Since I am talking about Paris and today is July 13th, I'll mention that tomorrow is "Le Quatorze Juillet" - July 14, the French National Holiday. Anglophones call this "Bastille Day" but no one in France would. The storming of the prison on July 14, 1789, was a symbol to fight he "oppressors" of the people, which at the time numbered two: the aristocracy and the clergy. Actually, some historians claim that the revolution was more against the Church than the nobility. At the time there were only seven prisoners in the prison of the Bastille: 4 forgers, 2 legally insane and one libertine (or prostitute) - that's all. (Drawing below by Louison, City of Paris.)
The 14 July 1789 ended absolute monarchy and the monopoly of the Church - all the churches and their wealth became property of the nation. The First Republic was created soon after with the "tricolore" flag - blue, white and red which are symbols of the Republic - Liberty, Equality and Fraternity for all French people. Although it was also the start of many killings of the aristocracy and priests and the system of "de-Christianization" (4000 parishes were abolished with churches becoming hospitals, jails or being demolished, and priests deported to far away islands.) This may not be well known, but it should be noted to understand why France is the most secular country in Europe where religion is tolerated but must stay a private matter with little influence on social life and none in governmental affairs. The French Revolution also brought forth the fundamental "Declaration des droits de l'homme et du citoyen" (the Declaration of the Rights of Man and Citizen) which inspired democracy all over the world and was adopted by the United Nations in 1948 as the Universal Declaration of Human Rights.

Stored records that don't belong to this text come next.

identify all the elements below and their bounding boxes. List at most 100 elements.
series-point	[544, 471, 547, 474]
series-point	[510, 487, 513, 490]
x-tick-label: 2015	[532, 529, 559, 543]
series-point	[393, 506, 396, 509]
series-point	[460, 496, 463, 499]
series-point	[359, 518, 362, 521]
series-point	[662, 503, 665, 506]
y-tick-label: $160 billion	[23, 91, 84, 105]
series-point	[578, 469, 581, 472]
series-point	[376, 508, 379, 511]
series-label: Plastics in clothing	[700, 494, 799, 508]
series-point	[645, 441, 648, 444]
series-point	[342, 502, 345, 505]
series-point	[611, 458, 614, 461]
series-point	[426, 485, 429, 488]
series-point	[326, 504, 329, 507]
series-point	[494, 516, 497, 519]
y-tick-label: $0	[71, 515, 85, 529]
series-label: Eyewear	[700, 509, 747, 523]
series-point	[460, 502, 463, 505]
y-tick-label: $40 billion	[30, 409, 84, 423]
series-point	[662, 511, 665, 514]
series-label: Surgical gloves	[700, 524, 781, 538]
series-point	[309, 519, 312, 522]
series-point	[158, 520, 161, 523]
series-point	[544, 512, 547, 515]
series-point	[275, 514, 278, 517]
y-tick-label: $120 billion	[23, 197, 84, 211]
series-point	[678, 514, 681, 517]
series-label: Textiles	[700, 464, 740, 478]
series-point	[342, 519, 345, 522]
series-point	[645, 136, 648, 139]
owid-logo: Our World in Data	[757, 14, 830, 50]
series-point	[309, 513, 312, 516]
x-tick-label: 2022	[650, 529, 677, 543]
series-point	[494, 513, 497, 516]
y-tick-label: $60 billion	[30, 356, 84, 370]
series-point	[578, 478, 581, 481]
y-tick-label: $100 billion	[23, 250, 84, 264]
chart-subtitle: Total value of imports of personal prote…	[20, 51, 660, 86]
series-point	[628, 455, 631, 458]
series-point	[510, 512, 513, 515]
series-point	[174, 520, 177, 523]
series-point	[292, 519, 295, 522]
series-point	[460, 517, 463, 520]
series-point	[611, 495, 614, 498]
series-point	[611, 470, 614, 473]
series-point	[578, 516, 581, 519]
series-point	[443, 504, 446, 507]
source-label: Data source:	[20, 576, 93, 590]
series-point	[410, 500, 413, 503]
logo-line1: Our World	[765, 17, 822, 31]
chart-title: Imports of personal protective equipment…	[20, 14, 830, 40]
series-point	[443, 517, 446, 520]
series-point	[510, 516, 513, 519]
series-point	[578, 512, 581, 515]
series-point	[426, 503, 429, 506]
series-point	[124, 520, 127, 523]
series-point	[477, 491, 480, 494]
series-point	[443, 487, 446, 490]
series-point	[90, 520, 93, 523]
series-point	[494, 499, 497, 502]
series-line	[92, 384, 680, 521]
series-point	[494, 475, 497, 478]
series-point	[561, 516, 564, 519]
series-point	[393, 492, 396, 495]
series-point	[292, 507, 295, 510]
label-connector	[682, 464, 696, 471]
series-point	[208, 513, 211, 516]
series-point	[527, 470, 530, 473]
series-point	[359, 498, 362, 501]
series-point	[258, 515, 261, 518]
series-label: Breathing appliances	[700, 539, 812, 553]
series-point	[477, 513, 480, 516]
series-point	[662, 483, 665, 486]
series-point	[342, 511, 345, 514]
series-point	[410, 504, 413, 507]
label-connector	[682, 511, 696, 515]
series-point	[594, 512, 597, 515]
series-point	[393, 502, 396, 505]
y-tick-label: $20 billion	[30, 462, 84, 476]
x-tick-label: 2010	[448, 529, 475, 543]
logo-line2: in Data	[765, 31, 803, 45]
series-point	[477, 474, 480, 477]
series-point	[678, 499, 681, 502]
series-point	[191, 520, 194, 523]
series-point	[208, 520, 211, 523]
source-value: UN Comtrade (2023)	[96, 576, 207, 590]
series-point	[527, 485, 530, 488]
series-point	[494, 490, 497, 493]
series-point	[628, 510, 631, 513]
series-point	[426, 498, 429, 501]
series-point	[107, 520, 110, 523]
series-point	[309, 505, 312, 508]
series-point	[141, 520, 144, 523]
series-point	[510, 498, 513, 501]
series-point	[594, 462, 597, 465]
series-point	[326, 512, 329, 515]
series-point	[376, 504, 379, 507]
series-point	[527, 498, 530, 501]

Below is Le Drapeau Tricolore (tricolor flag)by Francois Georgin, engraver - mid 19th century.
The people of France celebrate equality, solidarity and social gains obtained from the start and since the Revolution and the symbolic taking of the Bastille. The 14th of July is a traditional national holiday with fireworks and dancing in the streets. There is a military parade down the Champs-Elysees in Paris and this year the country of Mali, Africa, is invited to join the parade (as 12 other African nations) - 60 Malian soldiers next to French soldiers who fought in their country. There will be 4800 men and women in the parade, about 265 vehicles, 58 aircraft and 35 helicopters going down the avenue tomorrow, Sunday 14 July 2013. Painting below is Rue Montorgueil, Paris 1878 by Claude Monet, French (1840-1926.)